Es ist ein Jahr her, als Angela Merkel ihren Leitsatz »Wir schaffen das« formulierte. Wenige Tage später betonte sie: Es sei nicht ihr Land, »wenn wir jetzt anfangen, uns noch entschuldigen zu müssen dafür, dass wir in Notsituationen ein freundliches Gesicht zeigen«. Es war die Hochphase des Willkommenspatriotismus. Für einen kurzen Moment schien es, als habe der neue, freundliche, bunte Standortnationalismus den alten, griesgrämigen, autochthonen Nationalismus in die Schranken gewiesen.
Heute ist klar: Die Zeiten sind vorbei, in der sich die Politik rühmt, ein Zeichen für Mitmenschlichkeit gesetzt zu haben.

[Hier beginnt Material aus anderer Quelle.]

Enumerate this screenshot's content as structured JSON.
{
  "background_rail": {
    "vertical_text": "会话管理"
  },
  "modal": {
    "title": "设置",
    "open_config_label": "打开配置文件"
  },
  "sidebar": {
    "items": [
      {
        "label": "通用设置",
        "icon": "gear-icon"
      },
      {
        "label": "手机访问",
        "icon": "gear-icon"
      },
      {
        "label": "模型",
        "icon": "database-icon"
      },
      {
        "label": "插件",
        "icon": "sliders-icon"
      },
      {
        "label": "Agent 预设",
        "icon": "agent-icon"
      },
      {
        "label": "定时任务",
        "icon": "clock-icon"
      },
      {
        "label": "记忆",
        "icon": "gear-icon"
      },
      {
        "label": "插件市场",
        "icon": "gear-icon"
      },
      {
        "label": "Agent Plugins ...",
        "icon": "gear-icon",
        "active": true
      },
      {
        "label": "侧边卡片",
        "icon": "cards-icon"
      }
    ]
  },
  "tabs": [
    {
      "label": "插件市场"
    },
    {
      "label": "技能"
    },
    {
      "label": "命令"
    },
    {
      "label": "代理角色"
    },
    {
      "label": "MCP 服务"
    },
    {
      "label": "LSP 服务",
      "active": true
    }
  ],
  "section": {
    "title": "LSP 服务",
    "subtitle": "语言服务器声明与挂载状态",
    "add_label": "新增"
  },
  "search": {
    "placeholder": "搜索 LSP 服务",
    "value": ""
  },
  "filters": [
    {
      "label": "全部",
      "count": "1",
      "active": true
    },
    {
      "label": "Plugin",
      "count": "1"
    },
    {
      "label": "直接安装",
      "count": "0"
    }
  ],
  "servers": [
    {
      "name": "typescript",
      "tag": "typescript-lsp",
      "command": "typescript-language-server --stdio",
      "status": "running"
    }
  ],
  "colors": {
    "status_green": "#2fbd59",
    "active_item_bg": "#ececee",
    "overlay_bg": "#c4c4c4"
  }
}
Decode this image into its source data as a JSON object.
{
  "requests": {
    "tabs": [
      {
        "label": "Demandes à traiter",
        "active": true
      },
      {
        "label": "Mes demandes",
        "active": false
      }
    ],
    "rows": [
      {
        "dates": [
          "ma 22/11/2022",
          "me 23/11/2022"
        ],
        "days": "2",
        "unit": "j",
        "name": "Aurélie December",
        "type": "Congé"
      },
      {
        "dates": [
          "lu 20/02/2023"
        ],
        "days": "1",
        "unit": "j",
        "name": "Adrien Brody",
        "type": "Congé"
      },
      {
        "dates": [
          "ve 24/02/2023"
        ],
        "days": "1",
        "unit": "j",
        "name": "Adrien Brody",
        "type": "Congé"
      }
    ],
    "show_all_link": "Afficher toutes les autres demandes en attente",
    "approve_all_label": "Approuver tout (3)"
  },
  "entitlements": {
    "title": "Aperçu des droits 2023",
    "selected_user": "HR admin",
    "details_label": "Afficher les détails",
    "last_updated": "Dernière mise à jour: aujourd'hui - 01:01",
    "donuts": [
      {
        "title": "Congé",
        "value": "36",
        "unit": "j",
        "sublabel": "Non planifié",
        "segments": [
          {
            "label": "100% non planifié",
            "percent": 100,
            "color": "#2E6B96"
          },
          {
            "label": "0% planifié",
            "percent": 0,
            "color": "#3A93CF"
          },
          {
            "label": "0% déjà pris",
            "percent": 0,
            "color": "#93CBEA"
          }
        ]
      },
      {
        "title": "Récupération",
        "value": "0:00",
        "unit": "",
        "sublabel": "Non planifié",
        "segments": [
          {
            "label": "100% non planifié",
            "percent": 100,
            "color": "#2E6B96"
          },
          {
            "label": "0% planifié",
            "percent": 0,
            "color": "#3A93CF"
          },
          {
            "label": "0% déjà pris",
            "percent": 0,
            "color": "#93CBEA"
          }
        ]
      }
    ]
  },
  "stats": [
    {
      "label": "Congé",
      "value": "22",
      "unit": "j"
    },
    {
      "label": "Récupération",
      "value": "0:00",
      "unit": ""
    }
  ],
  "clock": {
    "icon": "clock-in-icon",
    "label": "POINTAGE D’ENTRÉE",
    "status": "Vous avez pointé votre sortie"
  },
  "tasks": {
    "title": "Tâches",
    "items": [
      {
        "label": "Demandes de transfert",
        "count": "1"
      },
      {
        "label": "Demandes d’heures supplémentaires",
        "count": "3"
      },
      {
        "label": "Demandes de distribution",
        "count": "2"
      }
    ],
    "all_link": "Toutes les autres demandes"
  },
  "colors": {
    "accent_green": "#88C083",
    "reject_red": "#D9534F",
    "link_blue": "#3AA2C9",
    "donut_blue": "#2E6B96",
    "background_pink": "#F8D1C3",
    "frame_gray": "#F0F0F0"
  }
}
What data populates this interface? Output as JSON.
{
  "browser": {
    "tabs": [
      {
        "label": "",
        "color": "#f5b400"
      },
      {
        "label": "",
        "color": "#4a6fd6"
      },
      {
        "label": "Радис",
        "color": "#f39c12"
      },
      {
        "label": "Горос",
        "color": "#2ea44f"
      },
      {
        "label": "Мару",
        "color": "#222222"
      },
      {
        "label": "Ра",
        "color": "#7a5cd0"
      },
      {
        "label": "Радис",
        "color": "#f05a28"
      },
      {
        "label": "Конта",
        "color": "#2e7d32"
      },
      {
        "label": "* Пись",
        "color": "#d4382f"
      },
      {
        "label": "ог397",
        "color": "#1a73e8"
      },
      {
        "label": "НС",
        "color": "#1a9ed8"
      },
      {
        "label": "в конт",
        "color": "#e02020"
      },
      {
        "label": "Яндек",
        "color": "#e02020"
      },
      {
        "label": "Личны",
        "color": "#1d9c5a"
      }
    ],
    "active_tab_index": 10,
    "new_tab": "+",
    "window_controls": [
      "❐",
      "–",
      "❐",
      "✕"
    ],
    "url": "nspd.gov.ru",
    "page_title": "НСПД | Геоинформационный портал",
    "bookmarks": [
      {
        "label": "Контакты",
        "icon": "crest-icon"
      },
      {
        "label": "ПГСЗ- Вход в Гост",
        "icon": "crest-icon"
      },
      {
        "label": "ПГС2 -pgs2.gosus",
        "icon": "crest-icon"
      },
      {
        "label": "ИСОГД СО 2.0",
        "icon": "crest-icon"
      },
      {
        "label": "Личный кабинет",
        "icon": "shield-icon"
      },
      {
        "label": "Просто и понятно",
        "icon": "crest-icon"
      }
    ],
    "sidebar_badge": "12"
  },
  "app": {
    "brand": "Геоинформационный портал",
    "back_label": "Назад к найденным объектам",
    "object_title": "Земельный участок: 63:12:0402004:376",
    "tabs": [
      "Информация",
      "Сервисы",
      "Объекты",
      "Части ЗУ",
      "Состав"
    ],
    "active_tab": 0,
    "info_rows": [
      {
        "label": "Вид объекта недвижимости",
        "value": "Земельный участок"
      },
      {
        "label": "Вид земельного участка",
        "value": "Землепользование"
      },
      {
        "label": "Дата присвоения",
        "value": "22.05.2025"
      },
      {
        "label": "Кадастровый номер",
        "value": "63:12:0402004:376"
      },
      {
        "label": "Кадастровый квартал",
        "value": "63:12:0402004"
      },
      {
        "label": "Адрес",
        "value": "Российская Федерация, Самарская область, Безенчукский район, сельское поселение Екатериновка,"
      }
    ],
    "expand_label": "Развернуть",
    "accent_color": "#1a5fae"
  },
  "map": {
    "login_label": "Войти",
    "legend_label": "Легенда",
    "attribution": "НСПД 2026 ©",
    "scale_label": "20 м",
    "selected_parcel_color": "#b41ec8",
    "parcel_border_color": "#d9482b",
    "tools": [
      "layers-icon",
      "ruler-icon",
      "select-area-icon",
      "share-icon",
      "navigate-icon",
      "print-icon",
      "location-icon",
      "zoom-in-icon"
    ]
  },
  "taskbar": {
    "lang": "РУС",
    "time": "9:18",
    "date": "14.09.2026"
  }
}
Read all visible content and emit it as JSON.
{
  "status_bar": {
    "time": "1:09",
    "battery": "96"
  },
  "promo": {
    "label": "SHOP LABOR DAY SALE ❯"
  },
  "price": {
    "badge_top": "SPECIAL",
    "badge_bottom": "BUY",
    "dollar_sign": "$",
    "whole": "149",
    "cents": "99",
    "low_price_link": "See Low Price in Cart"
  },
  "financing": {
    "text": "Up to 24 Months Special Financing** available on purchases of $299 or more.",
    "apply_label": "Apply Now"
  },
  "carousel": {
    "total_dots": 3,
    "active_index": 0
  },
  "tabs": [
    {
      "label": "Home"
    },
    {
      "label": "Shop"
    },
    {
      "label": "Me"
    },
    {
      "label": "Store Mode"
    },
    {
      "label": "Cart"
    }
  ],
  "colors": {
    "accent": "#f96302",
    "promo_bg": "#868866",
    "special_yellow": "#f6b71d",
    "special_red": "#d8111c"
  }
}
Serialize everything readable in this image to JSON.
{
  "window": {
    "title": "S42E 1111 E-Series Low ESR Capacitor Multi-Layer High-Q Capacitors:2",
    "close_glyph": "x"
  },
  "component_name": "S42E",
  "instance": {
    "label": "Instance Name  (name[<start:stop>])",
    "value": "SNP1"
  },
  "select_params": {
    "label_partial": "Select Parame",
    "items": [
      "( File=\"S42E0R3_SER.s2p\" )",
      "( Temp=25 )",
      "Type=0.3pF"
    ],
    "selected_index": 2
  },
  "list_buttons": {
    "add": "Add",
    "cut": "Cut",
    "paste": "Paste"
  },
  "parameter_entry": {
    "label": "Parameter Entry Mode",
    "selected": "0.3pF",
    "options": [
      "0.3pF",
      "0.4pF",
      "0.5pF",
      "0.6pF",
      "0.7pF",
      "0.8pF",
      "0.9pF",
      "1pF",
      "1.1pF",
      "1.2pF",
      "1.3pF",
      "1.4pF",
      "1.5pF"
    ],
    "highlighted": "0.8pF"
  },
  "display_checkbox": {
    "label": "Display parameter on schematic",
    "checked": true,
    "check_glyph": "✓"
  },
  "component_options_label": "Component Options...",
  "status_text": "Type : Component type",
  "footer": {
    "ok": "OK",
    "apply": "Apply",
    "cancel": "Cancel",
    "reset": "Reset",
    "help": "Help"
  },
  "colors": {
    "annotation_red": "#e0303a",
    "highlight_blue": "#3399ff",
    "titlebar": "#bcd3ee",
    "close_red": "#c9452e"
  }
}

Selbst das Argument, dass Migrant_innen für die Wirtschaft nützlich sind, zieht kaum noch. Im Laufe eines Jahres ist das Pendel zwischen von Kapitalinteressen geleitetem weltoffenen auf der einen und rassistisch-autoritären Neoliberalismus auf der anderen Seite sukzessive in Richtung von letzterem ausgeschlagen.
Doch woher kommt diese Verschiebung? Viele sehen einen entscheidenden Grund in der Präsenz der AfD: Petry, Höcke, Gauland und Co. würden die etablierten Parteien vor sich hertreiben. Auf den ersten Blick sieht es danach aus: Während die AfD Wahl um Wahl gewinnt, versucht die Union sich als Law-and-order-Beauftragte zu profilieren; eine sozialdemokratische Bundesarbeitsministerin kürzt Hartz IV für EU-Bürger_innen und fordert, die Leistungen für Asylbewerber_innen zu kürzen, aufrecht-demokratische Kulturkämpfer_innen zetteln eine Scheindebatte um ein Burka-Verbot an.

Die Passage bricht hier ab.